Tuesday, October 14, 2008

A Struggling Writer

(As published in Christian Communicator, February, 2008)

I confess. I am a struggling writer. No, I’m not standing on a street corner holding a sign that reads “WILL WRITE FOR FOOD” – yet.

But, yes, I struggle. I spend more money on conferences, workshops, and how-to books than I earn with my scribblings. I keep telling myself this is not just an expensive hobby; I am honing my craft, cultivating a new career, and someday I will earn a tad more than I spend. I keep reminding myself that it is God who called me to write; it is God who will bring the increase. But, I continue to struggle.

I struggle with craft. I exhaust myself with mental contortions to create compelling characters and gripping plots. I stretch my brain until it is as thin as a sheet of 16-pound glossy white paper, to put exactly the right word in exactly the right form into exactly the right place to evoke exactly the right feeling. Just thinking about it makes me want to take a nap.

I struggle with emotions. To create characters that children will love, I must dig deep into my own soul. I have to plunge into my own childhood joys and sorrows. I must wade through the mire of my own faults and fears. It’s often painful. And my natural inclination is to avoid pain.
I struggle with those nitty-gritty mechanics, too. Write – edit – rewrite – critique – rewrite – edit – rewrite …

Then do it all again.

I struggle a great deal with finding the right publishers for submitting my manuscripts and proposals. I jokingly tell my writing buddies that I spend more time researching the market and publishers than I do writing. But it isn’t a joke. It’s the truth. And I’m not laughing about it.

My biggest struggle, however, is with my apparent lack of success. I have a few small credits, but, after five years of blood, sweat, and tears, I’m still praying for that first big contract! That magic phone call or email that says, “Yes! We want your manuscript. We like the sweat of your brow and the blood draining from your veins. It’s good enough… Yes!”

So, I write and wait. I struggle and argue with myself that if God called me to write my writing would be blessing others. But my writing isn’t blessing others because no one is reading it. No one is reading it because no one is publishing it. No one is publishing it because it isn’t good enough – yet.

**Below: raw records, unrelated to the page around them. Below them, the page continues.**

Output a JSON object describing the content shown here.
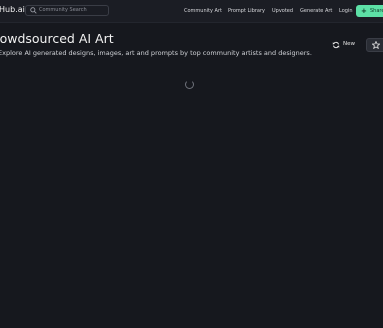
{
  "header": {
    "logo_text": "Hub.ai",
    "search": {
      "placeholder": "Community Search",
      "value": "",
      "icon": "search-icon"
    },
    "nav": [
      {
        "label": "Community Art"
      },
      {
        "label": "Prompt Library"
      },
      {
        "label": "Upvoted"
      },
      {
        "label": "Generate Art"
      },
      {
        "label": "Login"
      }
    ],
    "share_button": {
      "label": "Share",
      "icon": "plus-icon"
    }
  },
  "hero": {
    "title": "Crowdsourced AI Art",
    "subtitle": "Explore AI generated designs, images, art and prompts by top community artists and designers."
  },
  "sort": {
    "new_label": "New",
    "new_icon": "refresh-icon",
    "star_icon": "star-icon"
  },
  "content": {
    "loading_icon": "loading-spinner-icon"
  },
  "colors": {
    "background": "#16181e",
    "navbar": "#1b1d24",
    "accent": "#5de0a6"
  }
}
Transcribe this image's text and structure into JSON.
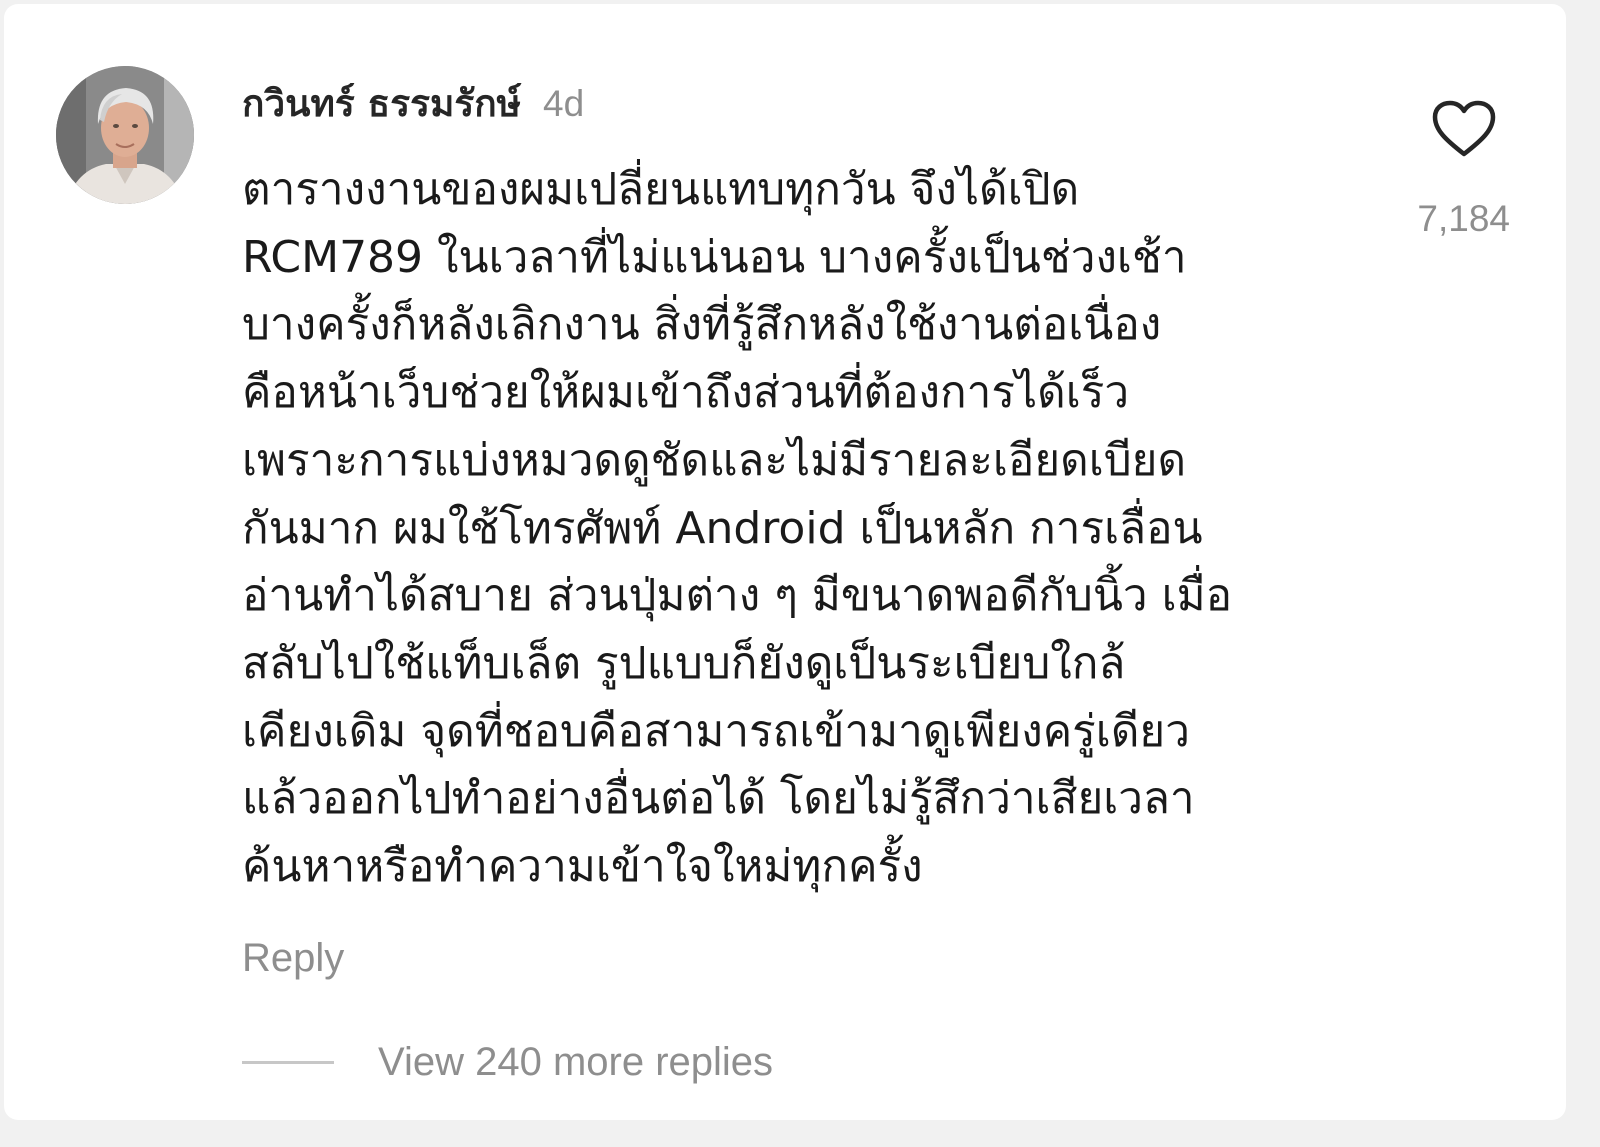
{
  "comment": {
    "author": "กวินทร์ ธรรมรักษ์",
    "timestamp": "4d",
    "lines": [
      "ตารางงานของผมเปลี่ยนแทบทุกวัน จึงได้เปิด",
      "RCM789 ในเวลาที่ไม่แน่นอน บางครั้งเป็นช่วงเช้า",
      "บางครั้งก็หลังเลิกงาน สิ่งที่รู้สึกหลังใช้งานต่อเนื่อง",
      "คือหน้าเว็บช่วยให้ผมเข้าถึงส่วนที่ต้องการได้เร็ว",
      "เพราะการแบ่งหมวดดูชัดและไม่มีรายละเอียดเบียด",
      "กันมาก ผมใช้โทรศัพท์ Android เป็นหลัก การเลื่อน",
      "อ่านทำได้สบาย ส่วนปุ่มต่าง ๆ มีขนาดพอดีกับนิ้ว เมื่อ",
      "สลับไปใช้แท็บเล็ต รูปแบบก็ยังดูเป็นระเบียบใกล้",
      "เคียงเดิม จุดที่ชอบคือสามารถเข้ามาดูเพียงครู่เดียว",
      "แล้วออกไปทำอย่างอื่นต่อได้ โดยไม่รู้สึกว่าเสียเวลา",
      "ค้นหาหรือทำความเข้าใจใหม่ทุกครั้ง"
    ],
    "like_count": "7,184",
    "reply_label": "Reply",
    "view_replies_label": "View 240 more replies"
  },
  "icons": {
    "like": "heart-outline-icon",
    "avatar": "user-avatar"
  },
  "colors": {
    "text_primary": "#262626",
    "text_secondary": "#8e8e8e",
    "background": "#ffffff"
  }
}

I struggle with my self-doubts and my need to succeed. I lay my work on the altar, then, inevitably, pick it up again and sling it over my shoulder until I stumble under the load. Once more I pray, “Remind me, Lord, exactly why I am doing this.”

And He does.

He reminds me through the voice of some other struggling writer that I write because He told me to and that publication will come - someday. He reminds me through His Word that He has called me to paint pictures with words – pictures that illustrate His truth and beauty for His children. He reminds me through my grandchildren that He has called me to write good and beautiful things so that the generations that come after me will see Him and His power and love in the words I leave behind.

And for a while my struggling subsides and I rest in His promise that He has begun a good work in me and He will faithfully complete it. (Philippians 1:6)

I struggle again and again to believe that success in writing, or in any area of my life, will not come by my own craft or craftiness. I struggle again and again to believe that success for me will come in faithfully doing what God has called me to do, and waiting for Him to bring the increase.


Niki Schoenfeldt said...

Bravo, Jean. Well put. You've just shown what a fantastic writer you are in the wording and language you've used for this post. I totally agree with everything you said. It is a struggle, and it is one God has given us. However, I want you to know, you are a gifted writer. Your time will come. One day, the right manuscript will land in the right hands of the right editor and just the right time. And when it does, it will only be the beginning because more are sure to follow. Good luck, keep the faith!


Jean Matthew Hall said...

Thank you, Niki.

I have to echo the same sentiments for you.